Consente agli stati membri di ritardare l’implementazione delle alternative fino a quando non siano state riconosciute dalla legislazione comunitaria mediante un processo amministrativo che può durare anni
. L’articolo 7.2 dell’attuale Direttiva prevede chiaramente: “Si eviterà di eseguire un esperimento qualora per ottenere il risultato ricercato sia ragionevolmente e praticamente applicabile un altro metodo, scientificamente valido, che non implichi l’impiego di animali”. La bozza proposta cancella completamente questa frase e stabilisce che le alternative devono essere utilizzate solo dopo essere state “riconosciute dalla legislazione comunitaria” (articolo 13.1). Gli stati membri, quindi, non sono più tenuti a implementare le alternative non appena scientificamente validate, ma devono attendere che i test passino attraverso il lungo processo amministrativo che ne consente l’inclusione nel quadro legislativo europeo.
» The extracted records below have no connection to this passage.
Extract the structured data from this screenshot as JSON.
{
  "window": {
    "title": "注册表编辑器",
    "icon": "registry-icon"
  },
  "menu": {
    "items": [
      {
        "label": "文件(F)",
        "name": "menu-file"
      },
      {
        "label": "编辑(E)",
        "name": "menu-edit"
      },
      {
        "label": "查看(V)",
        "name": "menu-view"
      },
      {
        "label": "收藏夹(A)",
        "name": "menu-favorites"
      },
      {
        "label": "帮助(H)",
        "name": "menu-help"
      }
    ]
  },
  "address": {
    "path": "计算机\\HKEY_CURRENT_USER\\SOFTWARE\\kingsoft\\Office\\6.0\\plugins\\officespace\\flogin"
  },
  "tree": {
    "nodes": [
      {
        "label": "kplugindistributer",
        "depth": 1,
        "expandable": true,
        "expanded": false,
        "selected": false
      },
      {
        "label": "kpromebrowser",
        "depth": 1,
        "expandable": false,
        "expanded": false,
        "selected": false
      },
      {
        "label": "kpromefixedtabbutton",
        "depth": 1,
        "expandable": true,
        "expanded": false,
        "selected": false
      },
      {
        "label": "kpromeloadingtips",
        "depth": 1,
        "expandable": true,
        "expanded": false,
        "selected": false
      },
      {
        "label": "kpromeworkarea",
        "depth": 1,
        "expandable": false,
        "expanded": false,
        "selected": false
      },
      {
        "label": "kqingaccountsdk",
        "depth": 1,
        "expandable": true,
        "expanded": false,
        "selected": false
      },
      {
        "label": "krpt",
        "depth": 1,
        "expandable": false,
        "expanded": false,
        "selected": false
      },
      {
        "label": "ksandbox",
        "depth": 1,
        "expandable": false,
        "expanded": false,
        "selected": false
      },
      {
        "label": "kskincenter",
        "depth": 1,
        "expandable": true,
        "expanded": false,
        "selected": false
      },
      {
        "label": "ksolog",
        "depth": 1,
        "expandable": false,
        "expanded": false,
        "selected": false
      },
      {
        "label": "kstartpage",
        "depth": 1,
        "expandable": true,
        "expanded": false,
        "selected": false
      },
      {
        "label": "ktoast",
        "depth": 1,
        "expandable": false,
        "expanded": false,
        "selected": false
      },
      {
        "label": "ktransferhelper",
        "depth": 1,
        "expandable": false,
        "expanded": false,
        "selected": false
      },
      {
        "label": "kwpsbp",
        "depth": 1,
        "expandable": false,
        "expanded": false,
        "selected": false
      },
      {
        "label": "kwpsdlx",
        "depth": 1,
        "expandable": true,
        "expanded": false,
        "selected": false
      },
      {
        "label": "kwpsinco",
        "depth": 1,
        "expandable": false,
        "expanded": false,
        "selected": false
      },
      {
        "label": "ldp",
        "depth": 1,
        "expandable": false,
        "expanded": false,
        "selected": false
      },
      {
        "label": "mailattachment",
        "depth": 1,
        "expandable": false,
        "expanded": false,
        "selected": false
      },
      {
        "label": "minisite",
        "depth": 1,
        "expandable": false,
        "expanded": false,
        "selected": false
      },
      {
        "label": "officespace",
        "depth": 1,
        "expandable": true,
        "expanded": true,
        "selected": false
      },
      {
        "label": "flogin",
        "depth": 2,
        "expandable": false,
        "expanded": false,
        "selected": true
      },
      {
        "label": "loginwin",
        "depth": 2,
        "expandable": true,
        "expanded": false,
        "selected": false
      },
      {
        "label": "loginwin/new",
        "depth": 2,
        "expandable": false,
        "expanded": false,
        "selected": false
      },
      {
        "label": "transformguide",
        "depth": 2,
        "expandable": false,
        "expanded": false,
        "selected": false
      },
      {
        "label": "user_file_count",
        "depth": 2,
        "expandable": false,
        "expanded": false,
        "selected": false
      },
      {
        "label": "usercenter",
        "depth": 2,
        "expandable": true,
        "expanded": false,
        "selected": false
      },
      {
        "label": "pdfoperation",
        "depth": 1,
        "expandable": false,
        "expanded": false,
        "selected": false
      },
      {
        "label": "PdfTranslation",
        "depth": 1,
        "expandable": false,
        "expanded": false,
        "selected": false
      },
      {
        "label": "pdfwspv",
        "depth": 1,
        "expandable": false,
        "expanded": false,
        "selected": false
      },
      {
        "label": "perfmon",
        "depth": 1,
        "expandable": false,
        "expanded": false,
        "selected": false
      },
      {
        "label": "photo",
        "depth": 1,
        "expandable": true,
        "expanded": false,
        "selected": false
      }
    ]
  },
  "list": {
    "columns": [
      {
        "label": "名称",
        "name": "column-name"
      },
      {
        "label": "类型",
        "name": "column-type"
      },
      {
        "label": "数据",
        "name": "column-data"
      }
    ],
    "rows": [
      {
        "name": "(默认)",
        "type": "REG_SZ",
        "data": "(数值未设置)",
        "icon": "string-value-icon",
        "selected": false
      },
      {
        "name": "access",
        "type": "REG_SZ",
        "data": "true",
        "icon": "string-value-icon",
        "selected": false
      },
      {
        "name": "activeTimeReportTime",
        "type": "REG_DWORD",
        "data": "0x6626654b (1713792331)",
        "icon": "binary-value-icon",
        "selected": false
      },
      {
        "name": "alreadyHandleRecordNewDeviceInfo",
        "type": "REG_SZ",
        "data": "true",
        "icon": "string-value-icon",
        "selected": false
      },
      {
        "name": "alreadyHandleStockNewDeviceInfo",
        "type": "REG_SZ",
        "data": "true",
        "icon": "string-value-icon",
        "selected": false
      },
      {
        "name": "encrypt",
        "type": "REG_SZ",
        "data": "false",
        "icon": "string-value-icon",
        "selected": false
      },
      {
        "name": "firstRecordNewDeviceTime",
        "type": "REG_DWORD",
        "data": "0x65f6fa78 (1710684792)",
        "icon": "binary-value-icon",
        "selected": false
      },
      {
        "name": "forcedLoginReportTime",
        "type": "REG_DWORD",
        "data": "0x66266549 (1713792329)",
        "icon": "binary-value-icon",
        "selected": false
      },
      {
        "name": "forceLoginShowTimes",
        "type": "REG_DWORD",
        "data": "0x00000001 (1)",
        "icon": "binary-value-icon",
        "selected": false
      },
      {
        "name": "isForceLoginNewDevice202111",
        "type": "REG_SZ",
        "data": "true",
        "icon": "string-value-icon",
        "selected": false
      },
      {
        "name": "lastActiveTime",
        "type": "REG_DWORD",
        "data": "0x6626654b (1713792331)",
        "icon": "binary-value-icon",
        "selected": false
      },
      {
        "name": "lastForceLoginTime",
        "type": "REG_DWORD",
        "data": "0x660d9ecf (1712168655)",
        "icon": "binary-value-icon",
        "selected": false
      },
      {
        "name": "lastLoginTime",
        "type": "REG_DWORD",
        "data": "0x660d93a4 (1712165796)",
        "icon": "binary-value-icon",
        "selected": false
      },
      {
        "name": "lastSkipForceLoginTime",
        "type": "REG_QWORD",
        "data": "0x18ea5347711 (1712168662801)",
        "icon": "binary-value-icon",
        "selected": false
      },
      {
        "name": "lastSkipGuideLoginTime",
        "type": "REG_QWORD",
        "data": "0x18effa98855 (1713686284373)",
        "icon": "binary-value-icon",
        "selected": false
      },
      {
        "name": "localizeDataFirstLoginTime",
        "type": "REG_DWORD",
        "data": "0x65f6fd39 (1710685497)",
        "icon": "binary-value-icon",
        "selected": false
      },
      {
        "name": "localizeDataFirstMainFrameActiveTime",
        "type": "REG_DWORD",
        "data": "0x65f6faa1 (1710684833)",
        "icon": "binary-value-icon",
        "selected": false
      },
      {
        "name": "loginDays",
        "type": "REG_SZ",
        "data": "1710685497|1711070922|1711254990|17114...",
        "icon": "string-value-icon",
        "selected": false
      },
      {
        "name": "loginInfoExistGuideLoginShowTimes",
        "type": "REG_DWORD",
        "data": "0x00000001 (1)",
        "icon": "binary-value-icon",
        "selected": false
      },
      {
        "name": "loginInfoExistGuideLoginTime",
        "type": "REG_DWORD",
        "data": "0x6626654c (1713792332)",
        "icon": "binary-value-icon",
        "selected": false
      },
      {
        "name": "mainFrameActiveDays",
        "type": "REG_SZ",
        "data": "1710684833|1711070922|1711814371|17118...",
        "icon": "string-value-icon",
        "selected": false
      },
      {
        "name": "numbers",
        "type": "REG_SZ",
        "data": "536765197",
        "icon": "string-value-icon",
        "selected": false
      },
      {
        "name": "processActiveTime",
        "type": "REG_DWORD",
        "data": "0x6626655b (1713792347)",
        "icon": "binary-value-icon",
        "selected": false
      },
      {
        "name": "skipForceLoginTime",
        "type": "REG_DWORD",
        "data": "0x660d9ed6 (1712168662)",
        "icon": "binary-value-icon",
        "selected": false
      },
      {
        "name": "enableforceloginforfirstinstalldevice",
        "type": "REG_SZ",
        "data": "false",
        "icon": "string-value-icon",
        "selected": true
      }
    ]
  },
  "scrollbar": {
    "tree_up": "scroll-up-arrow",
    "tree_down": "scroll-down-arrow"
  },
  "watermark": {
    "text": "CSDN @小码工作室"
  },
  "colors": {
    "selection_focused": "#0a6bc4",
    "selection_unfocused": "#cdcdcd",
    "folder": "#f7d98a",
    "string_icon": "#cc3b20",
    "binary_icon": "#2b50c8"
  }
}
Limita la portata della “clausola sulle alternative”. La bozza non prevede che le alternative siano applicate a tutti gli esperimenti e lascia fuori, in particolare, quelli effettuati nell’ambito della ricerca di base in cui si utilizza la maggior parte degli animali. La legislazione comunitaria riconosce solo le alternative ai test tossicologici e di sicurezza, ma i test di tossicologia costituiscono solo circa il 10% di quelli totali. Per il resto, pertanto, principalmente per quanto riguarda gli esperimenti utilizzati nella ricerca base, l’obbligo di usare le alternative disponibili agli esprimenti su animali semplicemente non sarebbe più applicabile.
Indebolisce di riflesso anche la legislazione nazionale sulle alternative: l’articolo 2.7 della bozza, infatti, sottrae agli stati membri la facoltà di mantenere standard più elevati o di introdurne di più forti in aree diverse da quelle dell’”alloggiamento e della cura”.